Just like in the original, we read the story through intertwining voices, though this time primarily from the perspectives of Poppy, Serena and Verity. I personally really enjoyed the chance to understand on a deeper level the impact that the series of events from the first novel had on Verity, a very strong, interesting character to read. I felt that the introduction of Logan as a romantic interest for Verity despite her knowledge of his bias to the situation, added to my intrigue by Verity’s character. In fact there were key points in the narrative where I genuinely questioned my trust in Verity as a narrator and debated with whom I sided, which is a credit to Koomson’s writing. Similarly, by giving Logan a narrative voice within certain chapters, we’re provided with a detailed understanding of and are positioned to us to identify with every character, making the whodunnit, puzzle style narrative even more thrilling.


Koomson’s writing style means that the secondary characters in both books are almost as important as the protagonists, even if just as foils. I have to admit, I’m not much of a fan of Alain, Poppy’s partner, though I’m not sure whether Koomson really wants us to be! However, I felt that Poppy’s character arc was particularly strong in the second book, which was paralleled with her relationships with both Alain and her parents, both being key elements in the first novel, adding to my emotional investment.

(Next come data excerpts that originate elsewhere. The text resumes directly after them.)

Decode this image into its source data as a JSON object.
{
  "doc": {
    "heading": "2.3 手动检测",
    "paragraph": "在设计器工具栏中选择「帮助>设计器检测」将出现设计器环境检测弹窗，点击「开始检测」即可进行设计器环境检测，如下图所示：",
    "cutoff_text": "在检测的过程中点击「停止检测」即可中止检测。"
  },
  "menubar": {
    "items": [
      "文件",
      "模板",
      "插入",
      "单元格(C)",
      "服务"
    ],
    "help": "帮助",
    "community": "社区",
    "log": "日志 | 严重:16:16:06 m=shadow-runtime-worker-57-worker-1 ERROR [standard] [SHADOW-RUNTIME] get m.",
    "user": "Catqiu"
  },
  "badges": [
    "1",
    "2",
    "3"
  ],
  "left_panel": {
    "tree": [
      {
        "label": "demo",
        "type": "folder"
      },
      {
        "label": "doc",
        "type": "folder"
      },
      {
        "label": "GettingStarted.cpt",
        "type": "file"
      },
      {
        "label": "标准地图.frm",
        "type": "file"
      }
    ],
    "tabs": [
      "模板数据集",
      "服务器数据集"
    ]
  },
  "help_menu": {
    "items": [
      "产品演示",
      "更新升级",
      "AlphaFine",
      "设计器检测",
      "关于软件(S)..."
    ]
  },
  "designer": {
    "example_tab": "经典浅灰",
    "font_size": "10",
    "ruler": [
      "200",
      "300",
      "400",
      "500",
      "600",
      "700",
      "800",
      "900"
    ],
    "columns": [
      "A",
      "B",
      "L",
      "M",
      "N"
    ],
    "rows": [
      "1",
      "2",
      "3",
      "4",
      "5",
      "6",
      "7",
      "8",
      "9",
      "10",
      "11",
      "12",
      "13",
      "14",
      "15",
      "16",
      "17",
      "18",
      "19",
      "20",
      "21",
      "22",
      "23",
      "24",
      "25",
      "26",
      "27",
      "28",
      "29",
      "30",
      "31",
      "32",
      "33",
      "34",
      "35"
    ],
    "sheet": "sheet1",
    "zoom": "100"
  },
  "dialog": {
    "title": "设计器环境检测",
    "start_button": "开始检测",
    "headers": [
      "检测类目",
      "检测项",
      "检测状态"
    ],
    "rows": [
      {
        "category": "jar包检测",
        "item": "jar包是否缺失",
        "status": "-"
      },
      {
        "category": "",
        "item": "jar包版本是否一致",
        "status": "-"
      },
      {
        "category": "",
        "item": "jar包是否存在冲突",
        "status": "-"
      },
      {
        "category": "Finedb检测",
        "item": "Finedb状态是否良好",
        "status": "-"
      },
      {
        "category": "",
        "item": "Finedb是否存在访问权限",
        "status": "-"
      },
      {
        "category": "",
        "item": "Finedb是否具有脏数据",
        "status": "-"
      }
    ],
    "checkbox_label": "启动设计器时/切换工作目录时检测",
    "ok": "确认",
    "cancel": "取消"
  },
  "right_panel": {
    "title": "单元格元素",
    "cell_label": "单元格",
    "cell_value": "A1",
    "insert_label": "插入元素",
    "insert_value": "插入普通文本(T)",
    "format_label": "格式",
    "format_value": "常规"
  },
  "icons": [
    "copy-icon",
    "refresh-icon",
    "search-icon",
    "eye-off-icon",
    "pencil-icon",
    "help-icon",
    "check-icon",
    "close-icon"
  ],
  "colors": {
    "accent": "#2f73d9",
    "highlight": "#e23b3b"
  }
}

And as for Serena’s husband, Evan… is it weird to fancy a fictional character? 

I urge all readers to try any of Dorothy Koomson’s books (yes, they’re all this good) as she helped me step out of my comfort zone of what my teacher once called “pink and fluffy books” and welcomed me into a world of crime fiction I didn’t know I’d love. Even more so, though, as a writer, I learn so much from Koomson’s ability to create such bold, interesting characters within a vivid page-turner.  

When we’d both finished reading All My Lies Are True, my friend and I agreed… we’d like a sequel to the sequel please, thanks.